New Biohaven hits an old problem
Expectations were low for troriluzole in the movement disorder spinocerebellar ataxia given its phase 2 failure, but as this project is one of the few clinical-stage assets to be spun out into the new incarnation of Biohaven after this month’s deal with Pfizer the company surely needed a hit. Instead topline data from the phase 3 trial show a miss on the primary endpoint, change from baseline to week 48 on f-Sara, a scale that assesses gait and motor impairment. The company attributed the miss to milder than expected disease progression over the course of the study. Its attempt at a data dredge, claiming an advantage over placebo in patients with the SCA Type 3 genotype, came to nothing since this did not even meet the threshold for nominal significance. Biohaven intends to take these subgroup data to the FDA, but this seems a longer shot than ever; Mizuho analysts have removed all SCA sales from their model. Realistically the company’s value would now seem to rest on troriluzole’s other indication, obsessive compulsive disorder, as well as the remaining pipeline. The next major readout will come from verdiperstat in ALS, but according to Mizuho “expectations are currently low”.

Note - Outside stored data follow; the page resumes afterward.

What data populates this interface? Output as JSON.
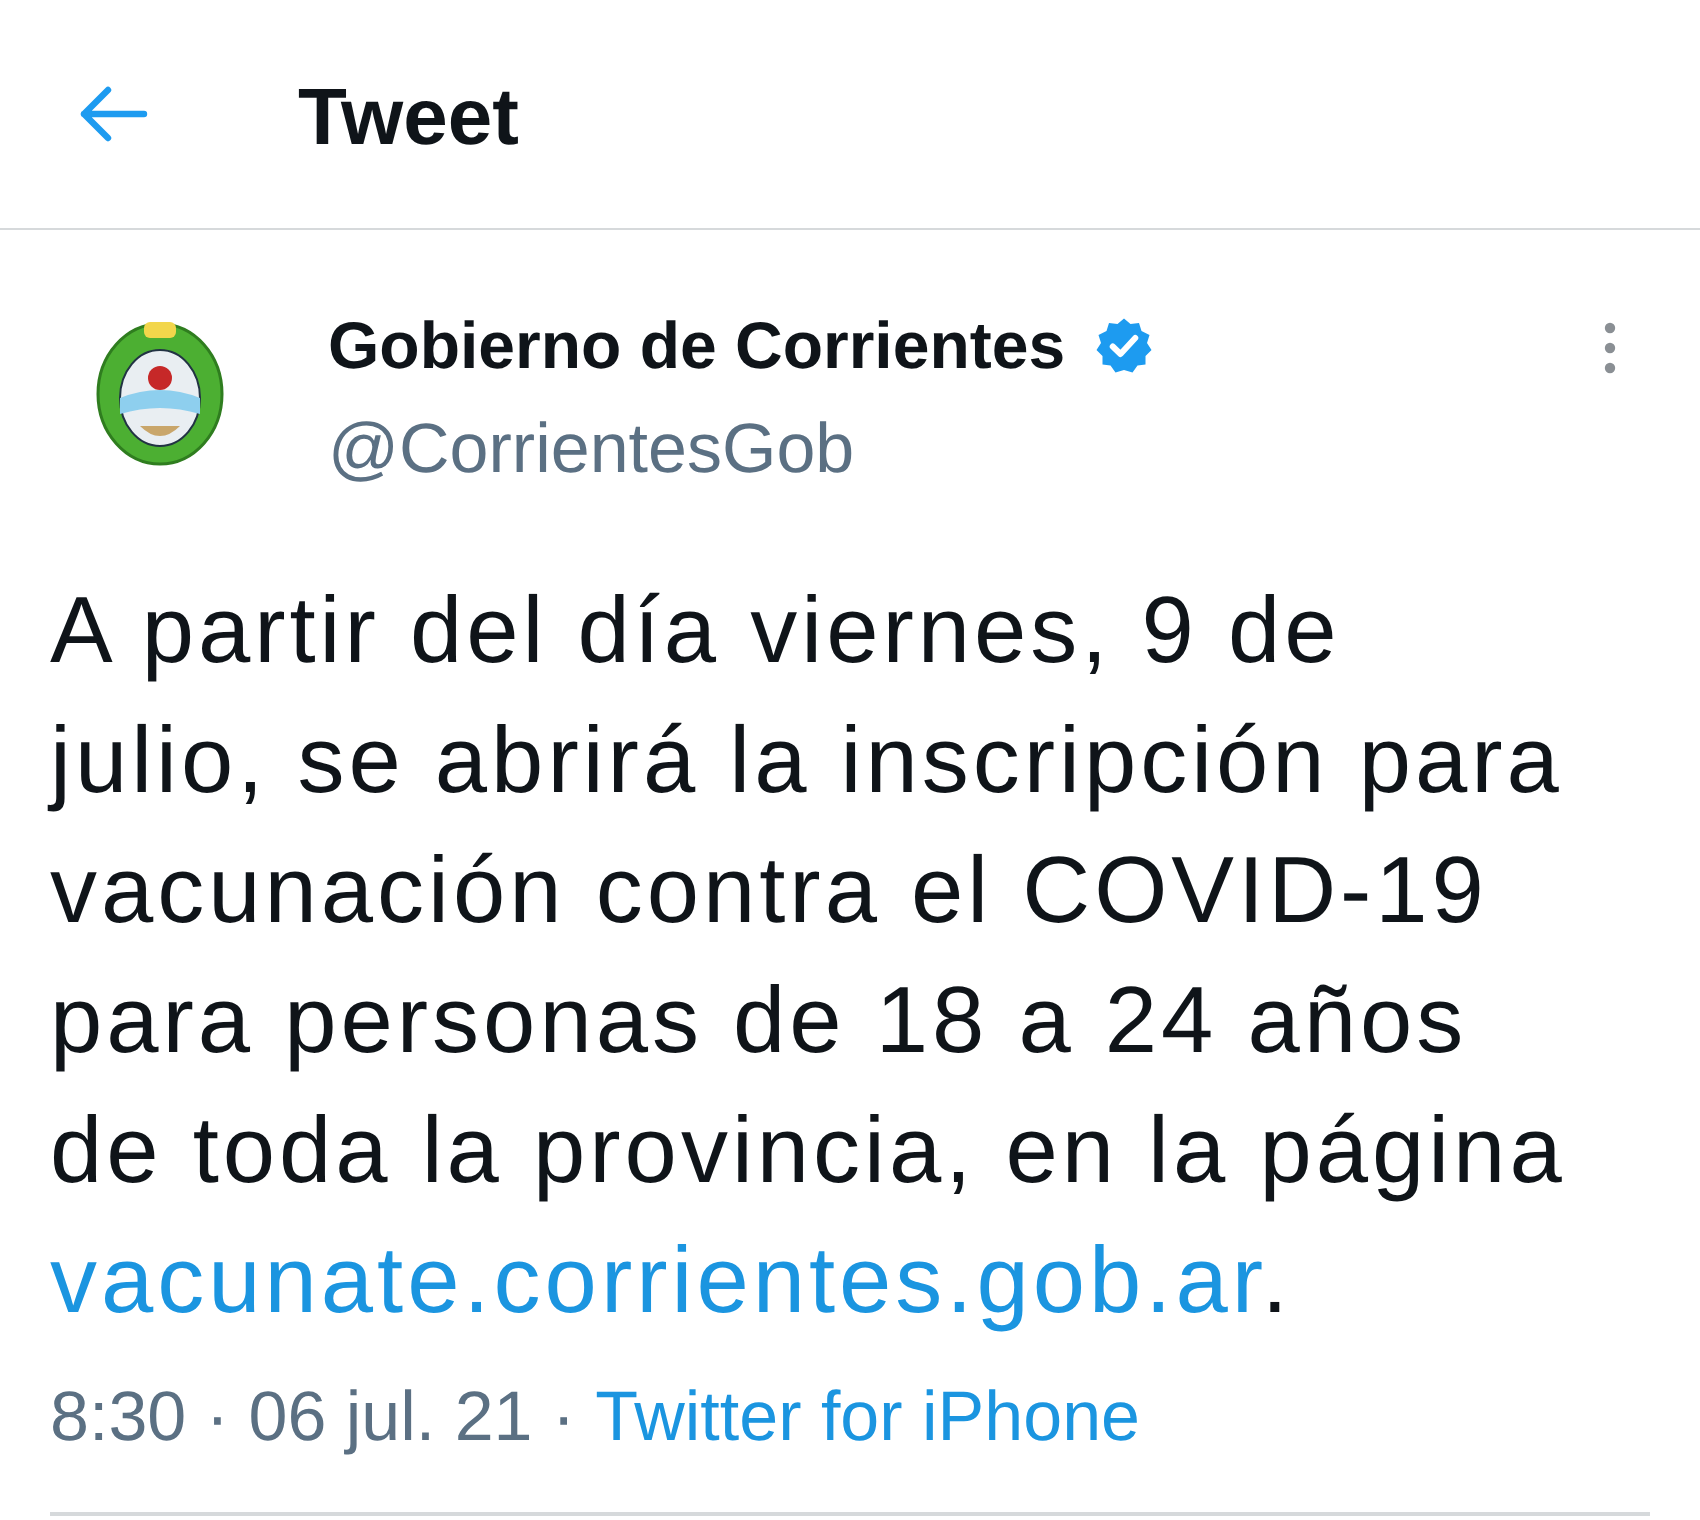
{
  "header": {
    "title": "Tweet"
  },
  "tweet": {
    "author": {
      "name": "Gobierno de Corrientes",
      "verified": true,
      "handle": "@CorrientesGob"
    },
    "body": {
      "text": "A partir del día viernes, 9 de julio, se abrirá la inscripción para vacunación contra el COVID-19 para personas de 18 a 24 años de toda la provincia, en la página ",
      "link": "vacunate.corrientes.gob.ar",
      "text_after": "."
    },
    "meta": {
      "time_and_date": "8:30 · 06 jul. 21 ·",
      "source": "Twitter for iPhone"
    }
  }
}
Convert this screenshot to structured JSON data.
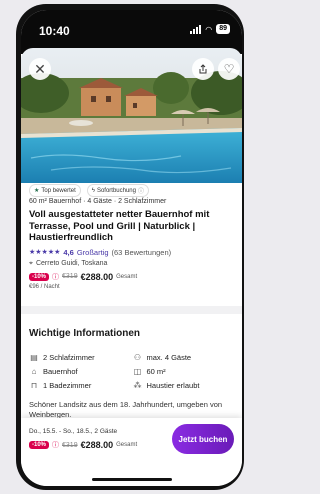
{
  "status": {
    "time": "10:40",
    "battery": "89"
  },
  "badges": {
    "top_rated": "Top bewertet",
    "instant_booking": "Sofortbuchung"
  },
  "listing": {
    "meta": "60 m² Bauernhof · 4 Gäste · 2 Schlafzimmer",
    "title": "Voll ausgestatteter netter Bauernhof mit Terrasse, Pool und Grill | Naturblick | Haustierfreundlich",
    "stars": "★★★★★",
    "score": "4,6",
    "grade": "Großartig",
    "reviews": "(63 Bewertungen)",
    "location": "Cerreto Guidi, Toskana",
    "discount": "-10%",
    "old_price": "€319",
    "new_price": "€288.00",
    "total_label": "Gesamt",
    "per_night": "€96 / Nacht"
  },
  "info": {
    "title": "Wichtige Informationen",
    "items": [
      {
        "icon": "bed-icon",
        "label": "2 Schlafzimmer"
      },
      {
        "icon": "guests-icon",
        "label": "max. 4 Gäste"
      },
      {
        "icon": "house-icon",
        "label": "Bauernhof"
      },
      {
        "icon": "area-icon",
        "label": "60 m²"
      },
      {
        "icon": "bath-icon",
        "label": "1 Badezimmer"
      },
      {
        "icon": "paw-icon",
        "label": "Haustier erlaubt"
      }
    ],
    "description": "Schöner Landsitz aus dem 18. Jahrhundert, umgeben von Weinbergen."
  },
  "booking": {
    "dates": "Do., 15.5. - So., 18.5., 2 Gäste",
    "discount": "-10%",
    "old_price": "€319",
    "new_price": "€288.00",
    "total_label": "Gesamt",
    "button": "Jetzt buchen"
  },
  "colors": {
    "accent": "#4a3aa8",
    "discount": "#d9004c",
    "button": "#7b23d0"
  }
}
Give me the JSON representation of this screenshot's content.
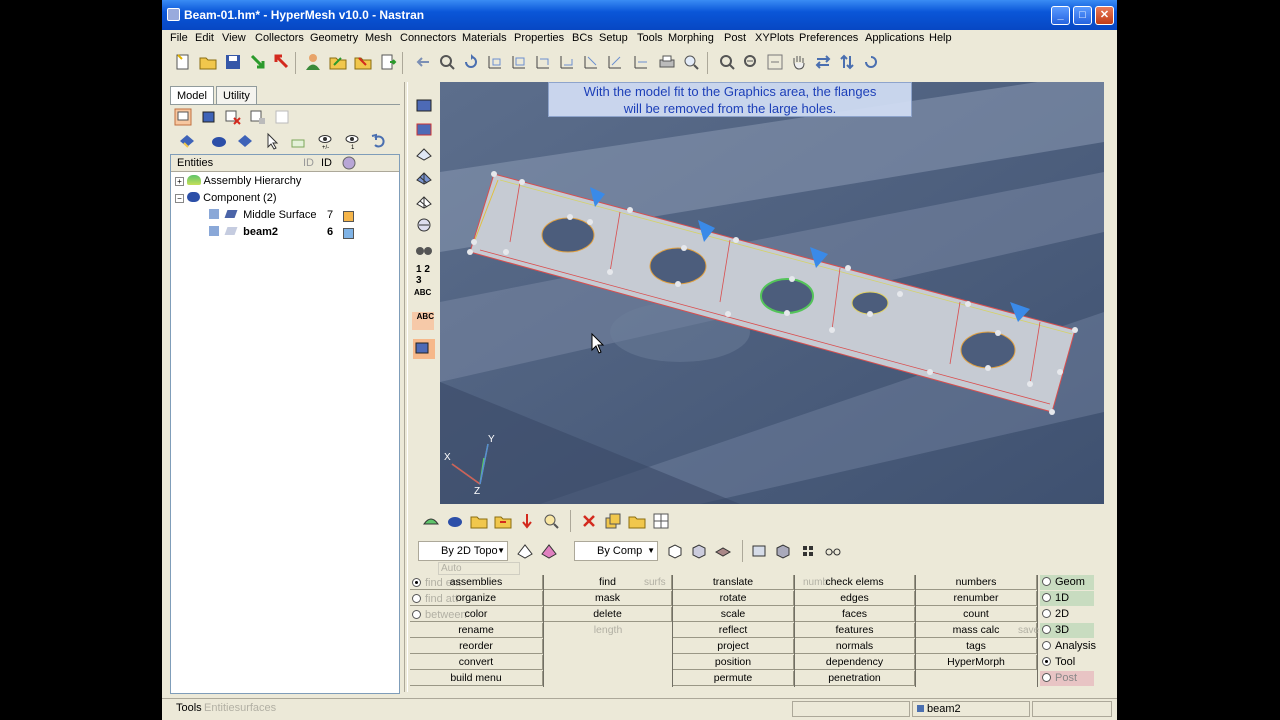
{
  "window": {
    "title": "Beam-01.hm* - HyperMesh v10.0 - Nastran",
    "min": "_",
    "max": "□",
    "close": "✕"
  },
  "menu": [
    "File",
    "Edit",
    "View",
    "Collectors",
    "Geometry",
    "Mesh",
    "Connectors",
    "Materials",
    "Properties",
    "BCs",
    "Setup",
    "Tools",
    "Morphing",
    "Post",
    "XYPlots",
    "Preferences",
    "Applications",
    "Help"
  ],
  "tabs": {
    "model": "Model",
    "utility": "Utility"
  },
  "tree": {
    "col_entities": "Entities",
    "col_id": "ID",
    "rows": {
      "assembly": "Assembly Hierarchy",
      "component": "Component (2)",
      "middle_surface": "Middle Surface",
      "middle_surface_id": "7",
      "beam2": "beam2",
      "beam2_id": "6"
    },
    "colors": {
      "middle_surface": "#f5b54a",
      "beam2": "#7fb3e6"
    }
  },
  "viewport": {
    "message_line1": "With the model fit to the Graphics area, the flanges",
    "message_line2": "will be removed from the large holes.",
    "axis_x": "X",
    "axis_y": "Y",
    "axis_z": "Z",
    "background": "#4b5e7e"
  },
  "vtools": {
    "numbers": "1 2 3",
    "abc1": "ABC",
    "abc2": "ABC"
  },
  "toolbar3": {
    "by2d": "By 2D Topo",
    "bycomp": "By Comp",
    "auto": "Auto"
  },
  "menupanel": {
    "col1": [
      "assemblies",
      "organize",
      "color",
      "rename",
      "reorder",
      "convert",
      "build menu"
    ],
    "col2": [
      "find",
      "mask",
      "delete",
      "length"
    ],
    "col3": [
      "translate",
      "rotate",
      "scale",
      "reflect",
      "project",
      "position",
      "permute"
    ],
    "col4": [
      "check elems",
      "edges",
      "faces",
      "features",
      "normals",
      "dependency",
      "penetration"
    ],
    "col5": [
      "numbers",
      "renumber",
      "count",
      "mass calc",
      "tags",
      "HyperMorph"
    ],
    "ghosts": {
      "find_ent": "find ent",
      "find_att": "find att",
      "between": "between",
      "surfs": "surfs",
      "numb": "numb",
      "save": "save"
    },
    "radios": [
      "Geom",
      "1D",
      "2D",
      "3D",
      "Analysis",
      "Tool",
      "Post"
    ],
    "selected_radio": "Tool"
  },
  "status": {
    "left": "Tools",
    "ghost": "Entitiesurfaces",
    "component": "beam2"
  }
}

|New Biohaven's clinical pipeline
|Status and indication
|Ph3 in OCD, data poss Q2 2023 (previously failed ph2); failed ph3 in spinocerebellar ataxia May 2022 (previously failed ph2)
|Myostatin (GDF-8) inhibitor
|Ph3 Resilient in spinal muscular atrophy, data poss H2 2023
|Ph2/3 Healey ALS platform trial*, topline data due H2 2022
|CD38-induced natural killer (iNK) cell therapy
|Ph1 in multiple myeloma, data due H2 2023
|*Investigator-sponsored trial. OCD = obsessive compulsive disorder. ALS = amyotrophic lateral sclerosis. Source: Evaluate Pharma & company website.